Consecuencias de las sanciones
El secretario de Estado, Marco Rubio, defendió la acción, argumentando que el objetivo es atacar a las élites y al aparato militar cubano. La sanción también afecta a MoaNickel, la operación conjunta de níquel entre Cuba y la canadiense Sherritt, que anunció su retiro inmediato tras la medida. El economista Pavel Vidal, de la Pontificia Universidad Javeriana de Cali, advirtió que pocos socios foráneos se arriesgarán a desobedecer estas restricciones, lo que podría llevar a un aislamiento total de la isla.
GAESA maneja aproximadamente el 40% del Producto Interno Bruto (PIB) de Cuba y, en 2024, contaba con una reserva de 14,000 millones de dólares, con ingresos anuales que triplican el presupuesto estatal. Esta corporación, creada en los años 90, gestiona desde tiendas minoristas y financieras hasta la administración hotelera y agencias de viaje.
Lee Schlenker, investigador del Instituto Quincy, destacó que las empresas extranjeras no solo enfrentarán la congelación de activos, sino también restricciones en cuentas en territorio estadounidense. Las sanciones podrían limitar los viajes de accionistas y empleados, impidiéndoles operar dentro del sistema financiero de EE. UU.
Impacto en la población
La lista negra también incluyó a la general Ania Guillermina Lastres Morera, quien asumió la gerencia de GAESA tras el fallecimiento del general Luis Alberto Rodríguez López-Calleja. Este movimiento refuerza el cerco sobre la cúpula que dirige los sectores más rentables de la economía cubana.

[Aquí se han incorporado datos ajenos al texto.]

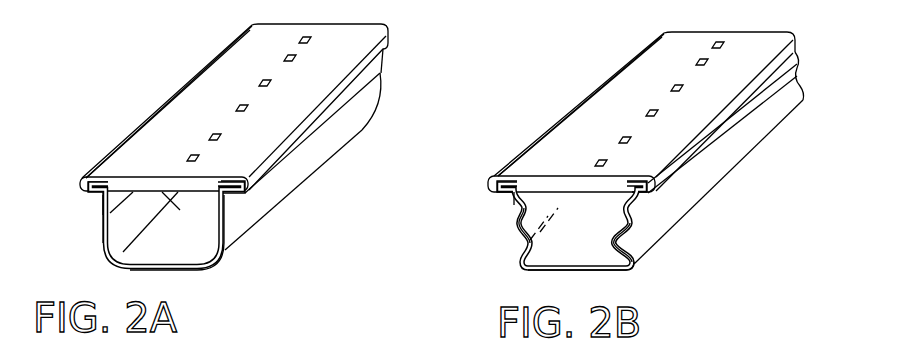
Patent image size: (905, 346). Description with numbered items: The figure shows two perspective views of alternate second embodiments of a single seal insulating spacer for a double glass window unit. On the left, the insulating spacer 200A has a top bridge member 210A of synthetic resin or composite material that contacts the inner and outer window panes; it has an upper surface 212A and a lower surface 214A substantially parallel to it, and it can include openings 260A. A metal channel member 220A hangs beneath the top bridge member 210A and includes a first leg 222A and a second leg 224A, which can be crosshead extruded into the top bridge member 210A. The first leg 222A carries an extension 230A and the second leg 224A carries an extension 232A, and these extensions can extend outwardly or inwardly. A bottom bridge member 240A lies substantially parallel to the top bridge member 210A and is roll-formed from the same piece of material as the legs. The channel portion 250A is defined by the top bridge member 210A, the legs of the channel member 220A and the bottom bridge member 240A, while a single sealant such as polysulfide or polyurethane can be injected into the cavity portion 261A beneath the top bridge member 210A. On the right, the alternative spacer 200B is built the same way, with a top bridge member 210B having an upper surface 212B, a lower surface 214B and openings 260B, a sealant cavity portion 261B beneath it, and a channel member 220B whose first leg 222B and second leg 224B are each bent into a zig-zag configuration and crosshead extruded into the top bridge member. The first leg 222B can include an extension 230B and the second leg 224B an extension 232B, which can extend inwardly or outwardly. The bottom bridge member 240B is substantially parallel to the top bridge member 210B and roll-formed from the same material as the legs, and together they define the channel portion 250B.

In FIG. 2A, the insulating spacer 200A is at (118, 128).
In FIG. 2A, the top bridge member 210A is at (182, 103).
In FIG. 2A, the upper surface 212A is at (147, 177).
In FIG. 2A, the lower surface 214A is at (161, 192).
In FIG. 2A, the channel member 220A is at (100, 249).
In FIG. 2A, the first leg 222A is at (103, 222).
In FIG. 2A, the second leg 224A is at (240, 216).
In FIG. 2A, the extension 230A is at (87, 196).
In FIG. 2A, the extension 232A is at (230, 177).
In FIG. 2A, the bottom bridge member 240A is at (172, 271).
In FIG. 2A, the channel portion 250A is at (193, 252).
In FIG. 2A, the openings 260A is at (273, 84).
In FIG. 2A, the cavity portion 261A is at (100, 203).
In FIG. 2B, the insulating spacer 200B is at (470, 185).
In FIG. 2B, the top bridge member 210B is at (608, 100).
In FIG. 2B, the upper surface 212B is at (543, 173).
In FIG. 2B, the lower surface 214B is at (543, 193).
In FIG. 2B, the channel member 220B is at (515, 248).
In FIG. 2B, the first leg 222B is at (523, 240).
In FIG. 2B, the second leg 224B is at (640, 230).
In FIG. 2B, the extension 230B is at (505, 178).
In FIG. 2B, the extension 232B is at (650, 175).
In FIG. 2B, the bottom bridge member 240B is at (573, 268).
In FIG. 2B, the channel portion 250B is at (597, 245).
In FIG. 2B, the openings 260B is at (606, 161).
In FIG. 2B, the cavity portion 261B is at (507, 200).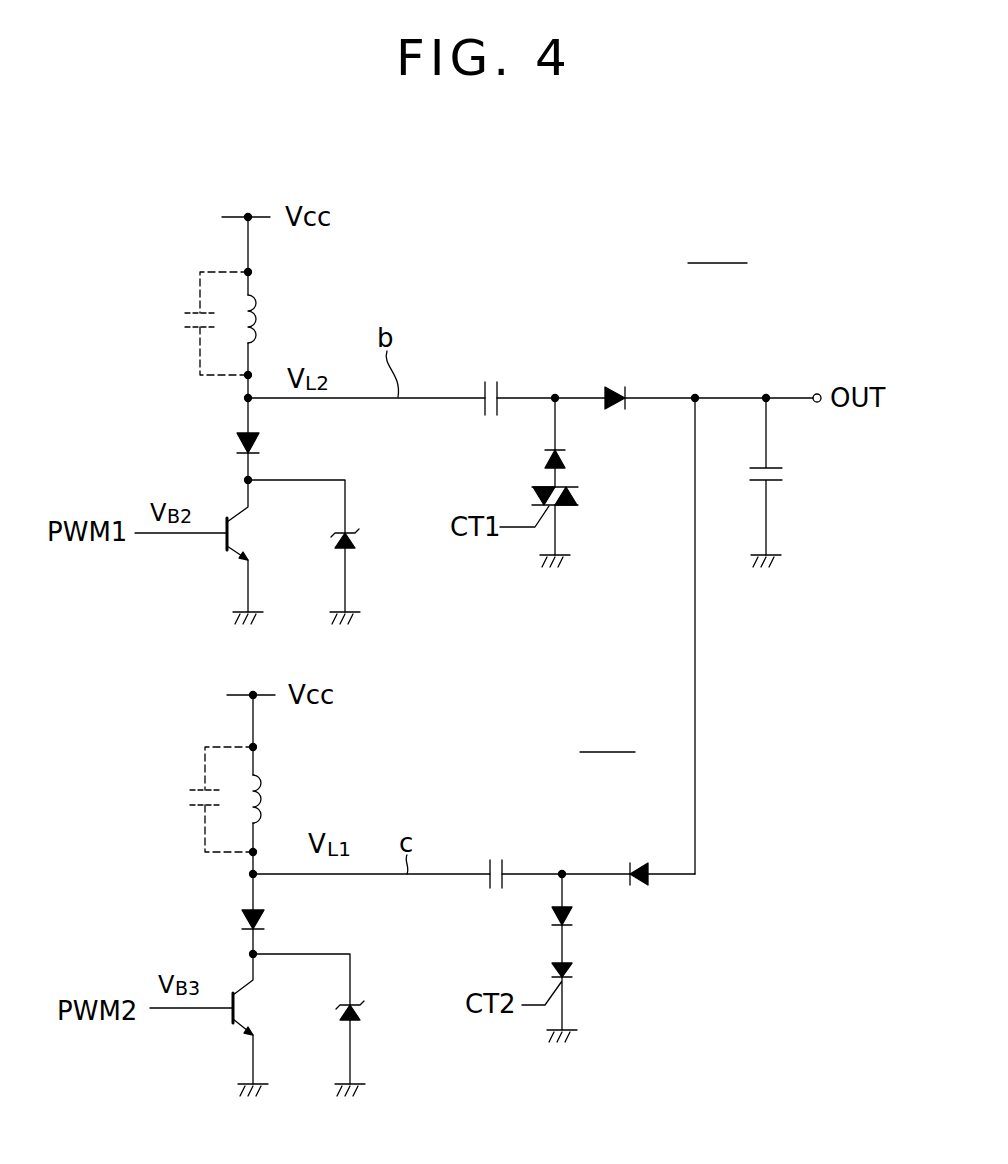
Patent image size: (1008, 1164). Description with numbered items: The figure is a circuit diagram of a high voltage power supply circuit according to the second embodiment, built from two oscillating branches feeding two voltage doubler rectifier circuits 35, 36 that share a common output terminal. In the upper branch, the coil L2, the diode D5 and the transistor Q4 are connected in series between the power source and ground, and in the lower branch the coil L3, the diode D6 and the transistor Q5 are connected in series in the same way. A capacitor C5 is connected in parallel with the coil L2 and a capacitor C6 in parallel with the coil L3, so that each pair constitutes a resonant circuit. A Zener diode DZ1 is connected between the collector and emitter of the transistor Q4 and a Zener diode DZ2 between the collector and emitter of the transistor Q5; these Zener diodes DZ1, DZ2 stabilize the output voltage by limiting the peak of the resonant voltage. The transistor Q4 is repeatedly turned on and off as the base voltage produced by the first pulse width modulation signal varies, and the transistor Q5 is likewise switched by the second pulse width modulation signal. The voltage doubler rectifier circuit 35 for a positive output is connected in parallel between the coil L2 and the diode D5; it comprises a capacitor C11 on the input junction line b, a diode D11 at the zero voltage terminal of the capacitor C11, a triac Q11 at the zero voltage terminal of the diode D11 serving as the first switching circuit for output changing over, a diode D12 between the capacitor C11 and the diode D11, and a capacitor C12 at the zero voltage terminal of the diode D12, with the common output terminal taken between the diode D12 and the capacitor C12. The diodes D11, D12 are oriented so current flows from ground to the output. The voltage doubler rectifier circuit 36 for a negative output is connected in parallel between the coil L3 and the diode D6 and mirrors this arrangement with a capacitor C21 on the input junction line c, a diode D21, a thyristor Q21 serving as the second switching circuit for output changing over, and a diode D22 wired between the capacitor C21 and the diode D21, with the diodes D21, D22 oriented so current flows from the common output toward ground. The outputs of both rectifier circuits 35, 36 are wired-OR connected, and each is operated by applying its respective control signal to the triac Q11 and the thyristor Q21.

The voltage doubler rectifier circuit 35 is at (681, 330).
The voltage doubler rectifier circuit 36 is at (543, 823).
The coil L2 is at (256, 334).
The coil L3 is at (274, 799).
The capacitor C5 is at (180, 323).
The capacitor C6 is at (182, 799).
The diode D5 is at (258, 437).
The diode D6 is at (265, 917).
The transistor Q4 is at (238, 531).
The transistor Q5 is at (240, 1010).
The Zener diode DZ1 is at (357, 540).
The Zener diode DZ2 is at (362, 1012).
The capacitor C11 is at (485, 382).
The capacitor C21 is at (490, 860).
The diode D11 is at (566, 459).
The diode D21 is at (573, 918).
The diode D12 is at (613, 393).
The diode D22 is at (641, 867).
The triac Q11 is at (580, 501).
The thyristor Q21 is at (573, 969).
The capacitor C12 is at (784, 478).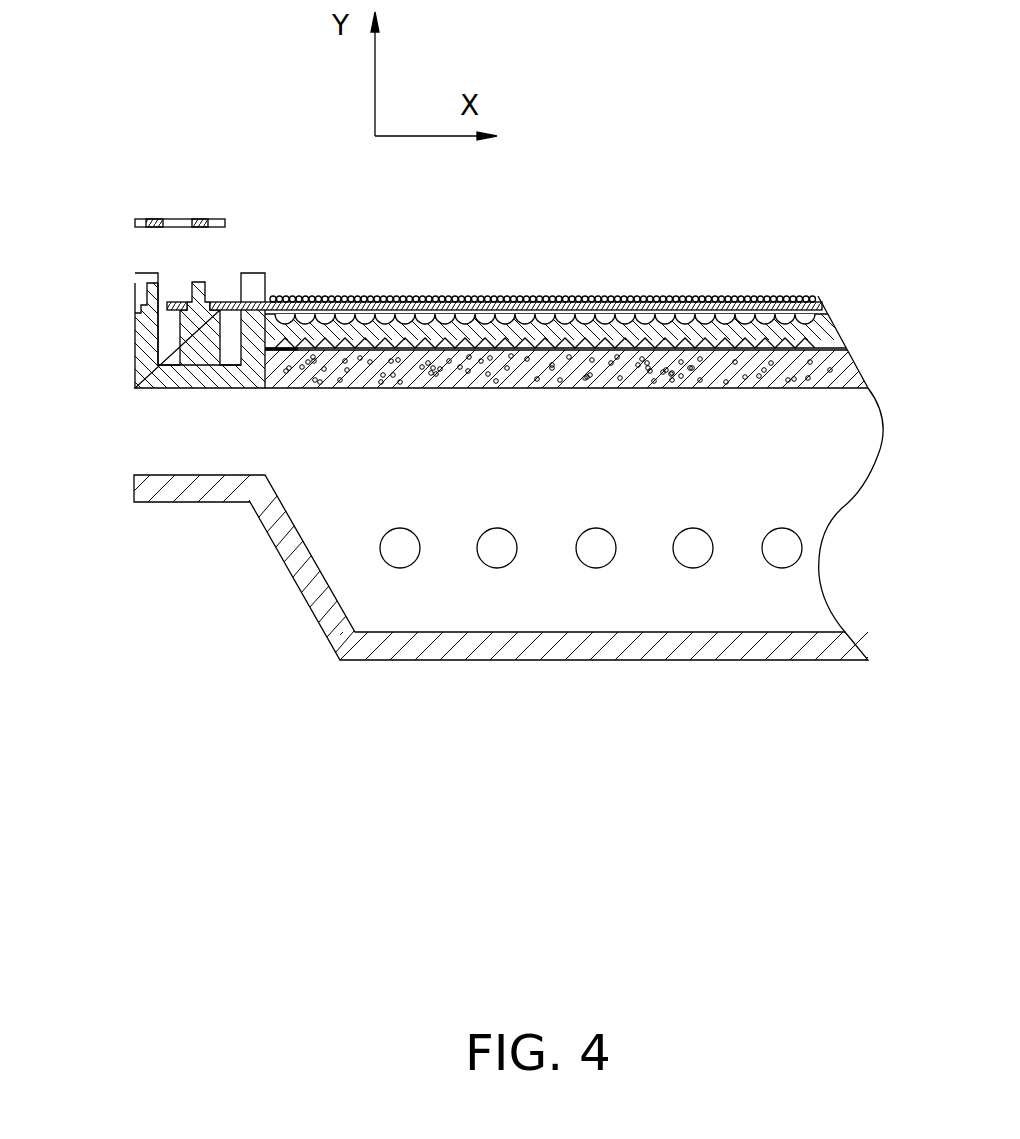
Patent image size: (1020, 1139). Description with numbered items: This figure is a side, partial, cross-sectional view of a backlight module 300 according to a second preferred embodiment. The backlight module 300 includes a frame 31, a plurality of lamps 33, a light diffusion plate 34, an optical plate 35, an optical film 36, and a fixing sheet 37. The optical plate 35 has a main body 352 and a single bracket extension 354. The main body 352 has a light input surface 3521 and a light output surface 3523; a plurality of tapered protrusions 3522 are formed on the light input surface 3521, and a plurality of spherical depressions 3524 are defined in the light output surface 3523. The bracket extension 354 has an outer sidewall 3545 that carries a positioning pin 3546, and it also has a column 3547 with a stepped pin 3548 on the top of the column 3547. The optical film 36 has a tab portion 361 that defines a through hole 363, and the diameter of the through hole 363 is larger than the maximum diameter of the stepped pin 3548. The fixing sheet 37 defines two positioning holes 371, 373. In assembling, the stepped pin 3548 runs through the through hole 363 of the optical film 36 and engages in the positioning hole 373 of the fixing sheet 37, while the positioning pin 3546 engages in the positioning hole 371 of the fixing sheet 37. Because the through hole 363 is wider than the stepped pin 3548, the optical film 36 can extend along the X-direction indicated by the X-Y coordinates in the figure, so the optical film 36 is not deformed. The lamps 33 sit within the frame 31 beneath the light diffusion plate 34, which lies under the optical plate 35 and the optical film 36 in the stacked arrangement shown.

Las nuevas sanciones se suman al cerco energético impuesto a principios de año, que ha resultado en la llegada de solo un barco de crudo ruso en los últimos cinco meses. Con una producción nacional que apenas cubre el 40% de sus necesidades energéticas, Cuba enfrenta una crisis económica que se ha prolongado durante cinco años.
El impacto en la población civil se ha calificado como devastador, con prolongados apagones, falta de agua potable, paralización del transporte y deterioro de los servicios de salud y seguridad social. Líderes religiosos y funcionarios de Naciones Unidas han alertado sobre la inminencia de una crisis humanitaria sin precedentes en la nación caribeña.